1. In this example, we will use AWS CLI with the shared credentials file. $aws configure
2. Now we are ready to initialize our plugins. To do that, run the following command: $terraform init
3. Once initialized, we will plan and apply our configuration using the following commands: $terraform plan -out connector
$terraform apply
$terraform destroy
4. We have successfully deployed our first cloud Connector and we are now ready to deploy either a Cloud Volumes ONTAP HA or single-node instance in AWS using Terraform.
For the Cloud Volumes ONTAP deployment, we will need two additional attributes: the Connector ID and the VPC ID. The Connector ID can be obtained by clicking from within the BlueXP Console portal as shown below:
5. Create a cvo.tf file that will be used to deploy the Cloud Volumes ONTAP instance.
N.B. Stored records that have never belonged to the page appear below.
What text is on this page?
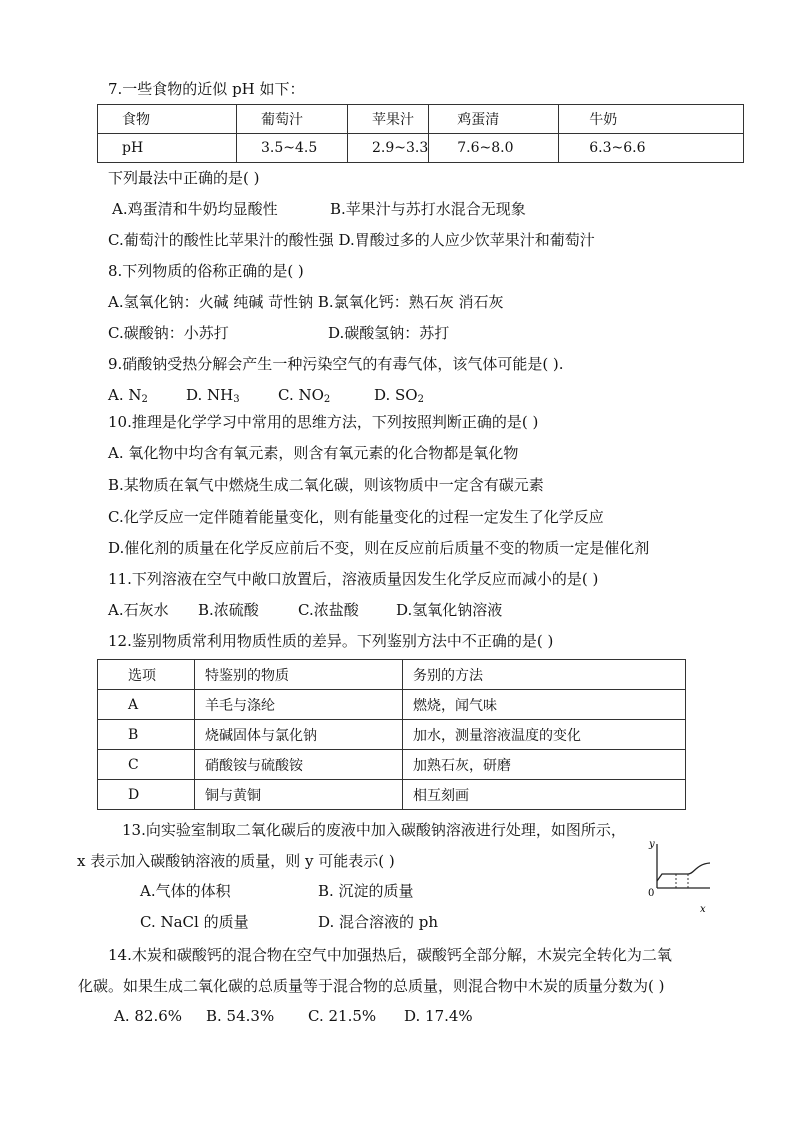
7.一些食物的近似 pH 如下：
食物	葡萄汁	苹果汁	鸡蛋清	牛奶
pH	3.5~4.5	2.9~3.3	7.6~8.0	6.3~6.6
下列最法中正确的是( )
A.鸡蛋清和牛奶均显酸性	B.苹果汁与苏打水混合无现象
C.葡萄汁的酸性比苹果汁的酸性强 D.胃酸过多的人应少饮苹果汁和葡萄汁
8.下列物质的俗称正确的是( )
A.氢氧化钠：火碱 纯碱 苛性钠 B.氯氧化钙：熟石灰 消石灰
C.碳酸钠：小苏打	D.碳酸氢钠：苏打
9.硝酸钠受热分解会产生一种污染空气的有毒气体，该气体可能是( ).
A. $N_2$	D. $NH_3$	C. $NO_2$	D. $SO_2$
10.推理是化学学习中常用的思维方法，下列按照判断正确的是( )
A. 氧化物中均含有氧元素，则含有氧元素的化合物都是氧化物
B.某物质在氧气中燃烧生成二氧化碳，则该物质中一定含有碳元素
C.化学反应一定伴随着能量变化，则有能量变化的过程一定发生了化学反应
D.催化剂的质量在化学反应前后不变，则在反应前后质量不变的物质一定是催化剂
11.下列溶液在空气中敞口放置后，溶液质量因发生化学反应而减小的是( )
A.石灰水 B.浓硫酸	C.浓盐酸 D.氢氧化钠溶液
12.鉴别物质常利用物质性质的差异。下列鉴别方法中不正确的是( )
选项	特鉴别的物质	务别的方法
A	羊毛与涤纶	燃烧，闻气味
B	烧碱固体与氯化钠	加水，测量溶液温度的变化
C	硝酸铵与硫酸铵	加熟石灰，研磨
D	铜与黄铜	相互刻画
13.向实验室制取二氧化碳后的废液中加入碳酸钠溶液进行处理，如图所示，
x 表示加入碳酸钠溶液的质量，则 y 可能表示( )
A.气体的体积	B. 沉淀的质量
C. NaCl 的质量	D. 混合溶液的 ph
y
0
x
14.木炭和碳酸钙的混合物在空气中加强热后，碳酸钙全部分解，木炭完全转化为二氧
化碳。如果生成二氧化碳的总质量等于混合物的总质量，则混合物中木炭的质量分数为( )
A. 82.6% B. 54.3% C. 21.5% D. 17.4%
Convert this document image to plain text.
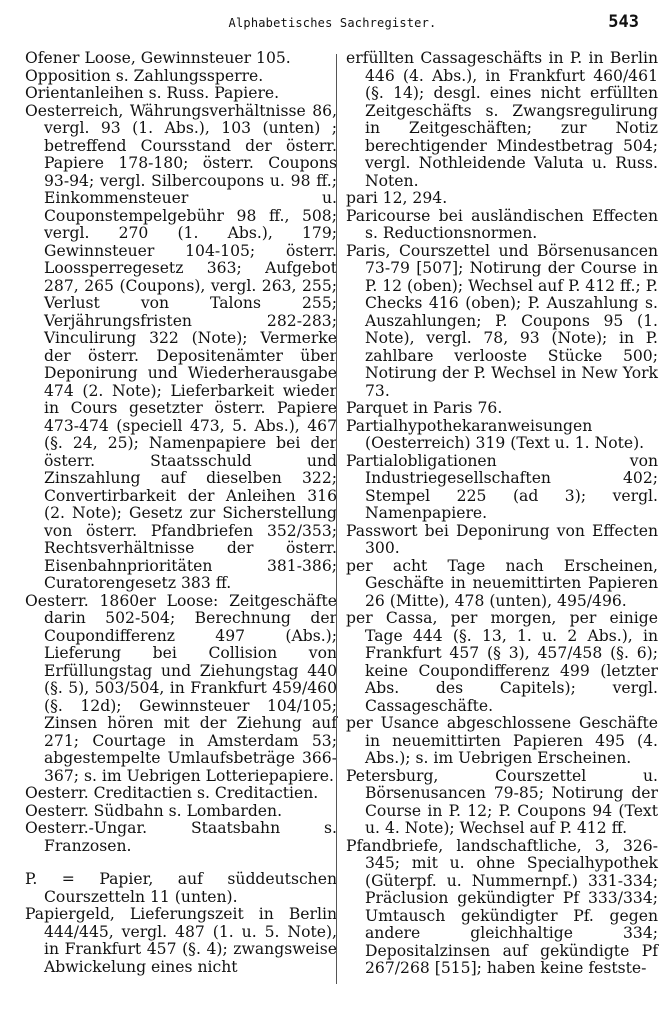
Alphabetisches Sachregister.	543

Ofener Loose, Gewinnsteuer 105.

Opposition s. Zahlungssperre.

Orientanleihen s. Russ. Papiere.

Oesterreich, Währungsverhältnisse 86, vergl. 93 (1. Abs.), 103 (unten) ; betreffend Coursstand der österr. Papiere 178-180; österr. Coupons 93-94; vergl. Silbercoupons u. 98 ff.; Einkommensteuer u. Couponstempelgebühr 98 ff., 508; vergl. 270 (1. Abs.), 179; Gewinnsteuer 104-105; österr. Loossperregesetz 363; Aufgebot 287, 265 (Coupons), vergl. 263, 255; Verlust von Talons 255; Verjährungsfristen 282-283; Vinculirung 322 (Note); Vermerke der österr. Depositenämter über Deponirung und Wiederherausgabe 474 (2. Note); Lieferbarkeit wieder in Cours gesetzter österr. Papiere 473-474 (speciell 473, 5. Abs.), 467 (§. 24, 25); Namenpapiere bei der österr. Staatsschuld und Zinszahlung auf dieselben 322; Convertirbarkeit der Anleihen 316 (2. Note); Gesetz zur Sicherstellung von österr. Pfandbriefen 352/353; Rechtsverhältnisse der österr. Eisenbahnprioritäten 381-386; Curatorengesetz 383 ff.

Oesterr. 1860er Loose: Zeitgeschäfte darin 502-504; Berechnung der Coupondifferenz 497 (Abs.); Lieferung bei Collision von Erfüllungstag und Ziehungstag 440 (§. 5), 503/504, in Frankfurt 459/460 (§. 12d); Gewinnsteuer 104/105; Zinsen hören mit der Ziehung auf 271; Courtage in Amsterdam 53; abgestempelte Umlaufsbeträge 366-367; s. im Uebrigen Lotteriepapiere.

Oesterr. Creditactien s. Creditactien.

Oesterr. Südbahn s. Lombarden.

Oesterr.-Ungar. Staatsbahn s. Franzosen.

P. = Papier, auf süddeutschen Courszetteln 11 (unten).

Papiergeld, Lieferungszeit in Berlin 444/445, vergl. 487 (1. u. 5. Note), in Frankfurt 457 (§. 4); zwangsweise Abwickelung eines nicht

erfüllten Cassageschäfts in P. in Berlin 446 (4. Abs.), in Frankfurt 460/461 (§. 14); desgl. eines nicht erfüllten Zeitgeschäfts s. Zwangsregulirung in Zeitgeschäften; zur Notiz berechtigender Mindestbetrag 504; vergl. Nothleidende Valuta u. Russ. Noten.

pari 12, 294.

Paricourse bei ausländischen Effecten s. Reductionsnormen.

Paris, Courszettel und Börsenusancen 73-79 [507]; Notirung der Course in P. 12 (oben); Wechsel auf P. 412 ff.; P. Checks 416 (oben); P. Auszahlung s. Auszahlungen; P. Coupons 95 (1. Note), vergl. 78, 93 (Note); in P. zahlbare verlooste Stücke 500; Notirung der P. Wechsel in New York 73.

Parquet in Paris 76.

Partialhypothekaranweisungen (Oesterreich) 319 (Text u. 1. Note).

Partialobligationen von Industriegesellschaften 402; Stempel 225 (ad 3); vergl. Namenpapiere.

Passwort bei Deponirung von Effecten 300.

per acht Tage nach Erscheinen, Geschäfte in neuemittirten Papieren 26 (Mitte), 478 (unten), 495/496.

per Cassa, per morgen, per einige Tage 444 (§. 13, 1. u. 2 Abs.), in Frankfurt 457 (§ 3), 457/458 (§. 6); keine Coupondifferenz 499 (letzter Abs. des Capitels); vergl. Cassageschäfte.

per Usance abgeschlossene Geschäfte in neuemittirten Papieren 495 (4. Abs.); s. im Uebrigen Erscheinen.

Petersburg, Courszettel u. Börsenusancen 79-85; Notirung der Course in P. 12; P. Coupons 94 (Text u. 4. Note); Wechsel auf P. 412 ff.

Pfandbriefe, landschaftliche, 3, 326-345; mit u. ohne Specialhypothek (Güterpf. u. Nummernpf.) 331-334; Präclusion gekündigter Pf 333/334; Umtausch gekündigter Pf. gegen andere gleichhaltige 334; Depositalzinsen auf gekündigte Pf 267/268 [515]; haben keine festste-
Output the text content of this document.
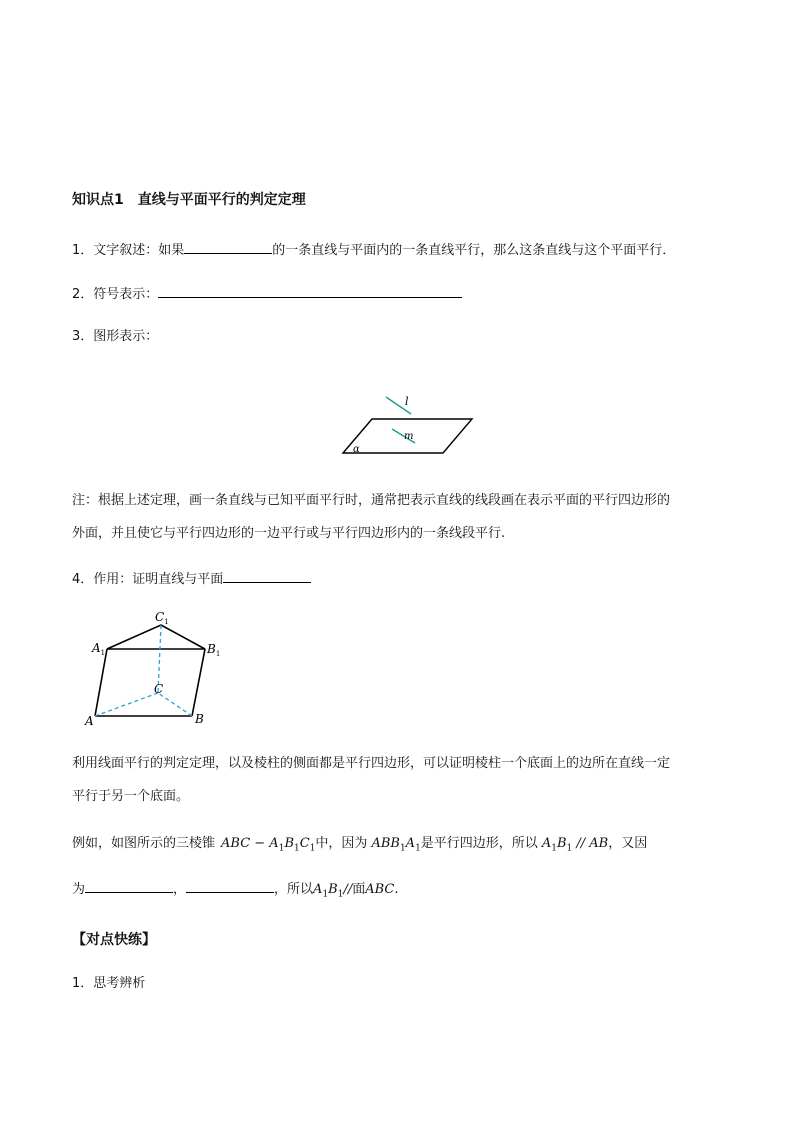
知识点1 直线与平面平行的判定定理
1．文字叙述：如果	的一条直线与平面内的一条直线平行，那么这条直线与这个平面平行．
2．符号表示：
3．图形表示：
l
m
α
注：根据上述定理，画一条直线与已知平面平行时，通常把表示直线的线段画在表示平面的平行四边形的
外面，并且使它与平行四边形的一边平行或与平行四边形内的一条线段平行.
4．作用：证明直线与平面
$C_1$
$A_1$	$B_1$
C
A	B
利用线面平行的判定定理，以及棱柱的侧面都是平行四边形，可以证明棱柱一个底面上的边所在直线一定
平行于另一个底面。
例如，如图所示的三棱锥 ABC − $A_1B_1C_1$中，因为 $ABB_1A_1$是平行四边形，所以 $A_1B_1$ // AB，又因
为	，	，所以$A_1B_1//$面ABC.
【对点快练】
1．思考辨析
This varies whether you’re using a single-node or HA deployment, so both are detailed below.
To create a cvo.tf file for an HA deployment: provider "netapp-cloudmanager" {
refresh_token = var.token
}
resource "netapp-cloudmanager_cvo_aws" "cvo-aws" {
provider = netapp-cloudmanager
name = "TerraformCVO"
region = "us-east-1"
vpc_id = "vpc-04cb3b4d840f51fcccv"
aws_tag {
tag_key = "instancetype"
tag_value = "POC"
}
aws_tag {
tag_key = "location"
tag_value = "US"
}
svm_password = "Password!1234"
client_id = "C40nTm6dyuGe0j3AIXuHyfIFq6Y72avvv"
is_ha = true
failover_mode = "FloatingIP"
node1_subnet_id = "subnet-02ed5a13bxxxx"
node2_subnet_id = "subnet-0bb77ce3axxxxx"
mediator_subnet_id = "subnet-09af6a8df0bxxxx"
mediator_key_pair_name = "rahul_aws_keys"
cluster_floating_ip = "172.16.10.1"
data_floating_ip = "172.16.10.2"
data_floating_ip2 = "172.16.10.3"
svm_floating_ip = "172.16.10.4"
route_table_ids = ["rtb-093bad6dc6b5ffxxx"]
license_type = "ha-cot-standard-paygo"
}
Note: For BYOL HA license you will use the following license type: platform_serial_number_node1 =””
platform_serial_number_node2= “”
license_type= ha-cot-premium-byol
To create a cvo.tf file for a single-node instance:
resource "netapp-cloudmanager_cvo_aws" "cvo-aws" {
provider = netapp-cloudmanager
name = "TerraformCVO"
region = "us-west-2"
subnet_id = "subnet-xxxxxxx"
vpc_id = "vpc-xxxxxxxx"
aws_tag {
tag_key = "instancetype"
tag_value = "POC"
}
aws_tag {
tag_key = "location"
tag_value = "US"
}
svm_password = "Password!1234"
client_id = "C40nTm6dyuGe0j3AIXuHyfIFq6Y72avvv"
license_type= “cot-premium-byol”
platform_serial_number= “<<replace with_BYOL_license key>>”
}
$terraform plan -out cvoha
$terraform apply cvoha
Cloud Volumes ONTAP has built-in automation capabilities that allows you to provision and consume cloud storage for public cloud resources. You can use your existing DevOps tools and solutions for the same by using NetApp BlueXP Console Terraform provider. This makes your Cloud Volumes ONTAP and BlueXP Console deployment more agile and flexible to meet your business demands.